I wish I could sit back, enjoy my coffee, and do nothing but listen to the articles I’d like to consume. That’s a lifestyle I can appreciate, one which I’d pay for.
I have an idea that could make this a reality. I want a crowd funded news narration and aggregation service. The top–voted posts of the day are turned into professionally narrated voice recordings. The narrations would be funded by the upvotes themselves. Each upvote would pledge 50 cent (or some sort of minimum) to the narration cost. One hundred upvotes would equate to $50, which is more than enough to cover a 15 minute narration. The target funding would be directly proportionate to the length of the article in question. Additionally, and this is where it gets exciting, even after the narration is originally funded and recorded, future users could purchase the narration at it’s original minimum cost; thus creating a huge ever–growing archive of well structured sellable audio files.

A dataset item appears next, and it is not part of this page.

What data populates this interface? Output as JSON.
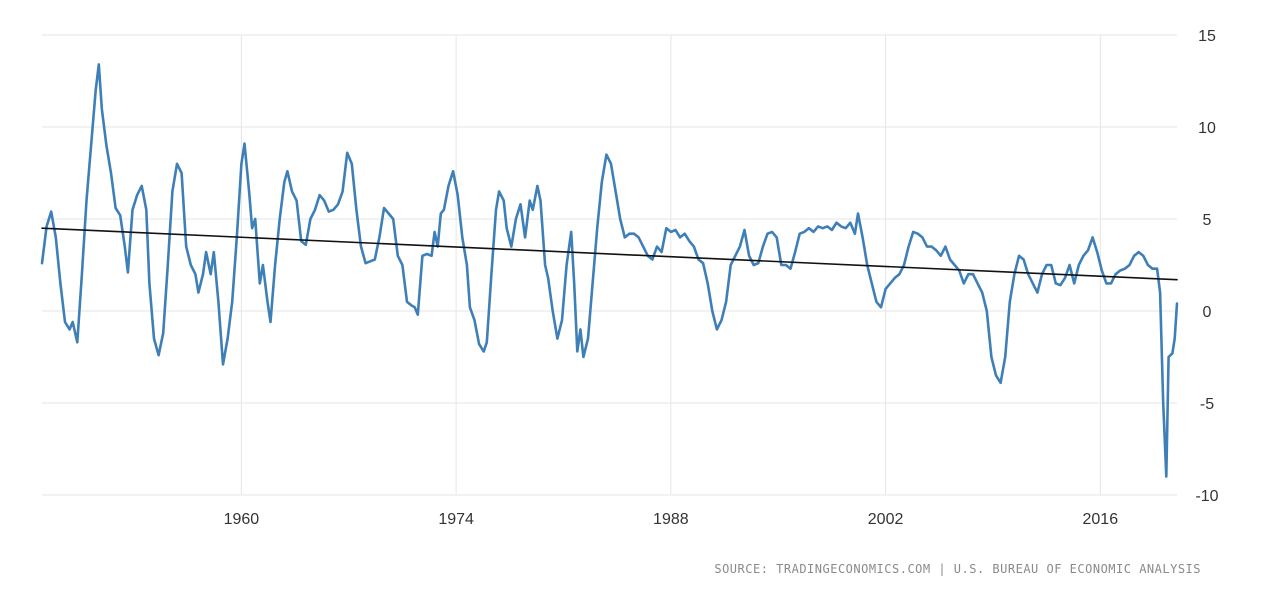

All the narrations would be fully searchable because the original text is known. The same model could apply to lecture notes, science papers, magazine and newspaper articles, books, assembly instructions, wikipedia entries, blog posts, SEC filings, any long form text of any description. As the business grew, I could see partnerships forming with content outlets like Scientific American or The New Yorker, or MIT or the White House Press Office. I could see these narrations embedded in websites and apps. The publishing industry is thirsty, and this could be the water it needs.
This is a pain–point I’ve tried to solve before, but machine voices were robotic and boring. I found myself loosing focus, and thus the problem wasn’t solved at all. I believe there’s real value in this idea, and a very clear path to profit. I’ve a ton of auxiliary points to make, but as the length of this post is becoming ironic, I don’t want to loose your focus. And so the question remains, who’s going to build this?